L'Odyssée de l'Endurance

Sir Ernest Shackleton - 1919 - Libretto

J’adore les témoignages de naufragés ou d’aventuriers qui se sont retrouvés dans de très sales draps. J’aurais aussi pu choisir Sur les routes de l’ouest, sur les traces de l’expédition Lewis et Clark, Les Naufragés du Français F.E. Raynal, ou Tragédie à l’Everest de Jon Krakauer, pour ne citer que ceux-là. L’Odyssée de l’Endurance est le journal de bord du capitaine Shacketlon qui a décidé qu’il serait le premier homme à traverser l’Antarctique à pied.

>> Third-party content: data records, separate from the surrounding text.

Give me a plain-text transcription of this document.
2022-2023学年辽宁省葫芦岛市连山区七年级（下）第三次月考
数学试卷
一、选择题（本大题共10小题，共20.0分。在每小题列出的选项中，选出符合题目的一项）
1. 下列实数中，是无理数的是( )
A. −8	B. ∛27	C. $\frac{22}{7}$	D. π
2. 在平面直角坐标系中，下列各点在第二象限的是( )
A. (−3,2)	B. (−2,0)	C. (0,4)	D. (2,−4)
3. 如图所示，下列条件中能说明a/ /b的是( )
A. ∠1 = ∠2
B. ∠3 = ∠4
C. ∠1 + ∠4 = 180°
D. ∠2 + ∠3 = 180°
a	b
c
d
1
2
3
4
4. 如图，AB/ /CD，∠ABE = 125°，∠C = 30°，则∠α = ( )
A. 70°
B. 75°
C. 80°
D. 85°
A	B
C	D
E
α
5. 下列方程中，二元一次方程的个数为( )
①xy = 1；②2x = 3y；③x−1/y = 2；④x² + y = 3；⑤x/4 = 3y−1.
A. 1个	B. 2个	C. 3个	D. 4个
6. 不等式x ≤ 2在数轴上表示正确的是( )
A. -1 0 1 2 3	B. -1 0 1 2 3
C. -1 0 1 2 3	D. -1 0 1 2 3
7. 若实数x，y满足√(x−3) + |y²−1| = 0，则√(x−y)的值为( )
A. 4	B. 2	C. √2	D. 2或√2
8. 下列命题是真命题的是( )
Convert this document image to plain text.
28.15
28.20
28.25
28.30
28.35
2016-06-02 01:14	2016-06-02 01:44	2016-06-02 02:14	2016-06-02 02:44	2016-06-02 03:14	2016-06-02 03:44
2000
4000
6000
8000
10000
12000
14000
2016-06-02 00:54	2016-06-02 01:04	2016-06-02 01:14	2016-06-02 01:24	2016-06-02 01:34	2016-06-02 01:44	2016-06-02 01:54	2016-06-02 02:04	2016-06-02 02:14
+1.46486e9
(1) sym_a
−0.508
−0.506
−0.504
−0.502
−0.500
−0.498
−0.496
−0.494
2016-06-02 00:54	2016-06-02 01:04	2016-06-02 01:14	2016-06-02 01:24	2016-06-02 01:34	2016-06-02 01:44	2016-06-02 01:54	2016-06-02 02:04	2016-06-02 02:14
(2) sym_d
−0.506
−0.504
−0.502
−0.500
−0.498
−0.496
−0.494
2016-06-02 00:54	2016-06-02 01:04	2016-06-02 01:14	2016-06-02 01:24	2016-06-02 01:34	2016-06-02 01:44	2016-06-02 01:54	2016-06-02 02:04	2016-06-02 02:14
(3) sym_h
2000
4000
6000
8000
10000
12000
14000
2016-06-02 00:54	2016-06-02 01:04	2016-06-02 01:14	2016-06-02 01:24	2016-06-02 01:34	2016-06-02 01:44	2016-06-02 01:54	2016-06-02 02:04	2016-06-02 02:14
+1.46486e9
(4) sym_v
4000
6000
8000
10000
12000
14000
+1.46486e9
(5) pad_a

Son plan est simple : accoster sur une rive et rejoindre l’autre rive avec des chiens de traîneaux où un second bateau l’attendra. Il embarque donc en 1914, à la veille de la Première guerre, avec une trentaine d’hommes et, bien évidemment, rien ne se passe comme prévu. La succession de péripéties qu’ils doivent surmonter est à peine croyable. Et à la fin, après vingt-deux mois à lutter pour la survie par des températures pouvant descendre jusqu’à -45°, tous les membres de l’Endurance ont été sauvés.  

Chroniques martiennes

Ray Bradbury - 1950 - Denoël

J’ai toujours beaucoup aimé la S.F. même si j’en lis moins aujourd’hui. C’est une littérature trop souvent marginalisée alors que le cinéma et les séries s’en emparent en permanence, et souvent avec succès. Parmi tous les auteurs du genre, Ray Bradbury est sûrement mon préféré. C’est, pour moi, le poète de la S.F. Dans ses livres, et particulièrement dans ses nouvelles, la technique ou la « pertinence » du futur inventé n’ont pas beaucoup d’importance. Ce qui compte, ce sont les situations personnelles, les sentiments, les questionnements, l’humanité en somme, qui rendent ces récits presque intemporels. Les Chroniques Martiennes sont remplies d’une mélancolie très particulière que je n’ai pas trouvé ailleurs, et on sort de cette lecture avec l’impression d’avoir été touché en plein cœur.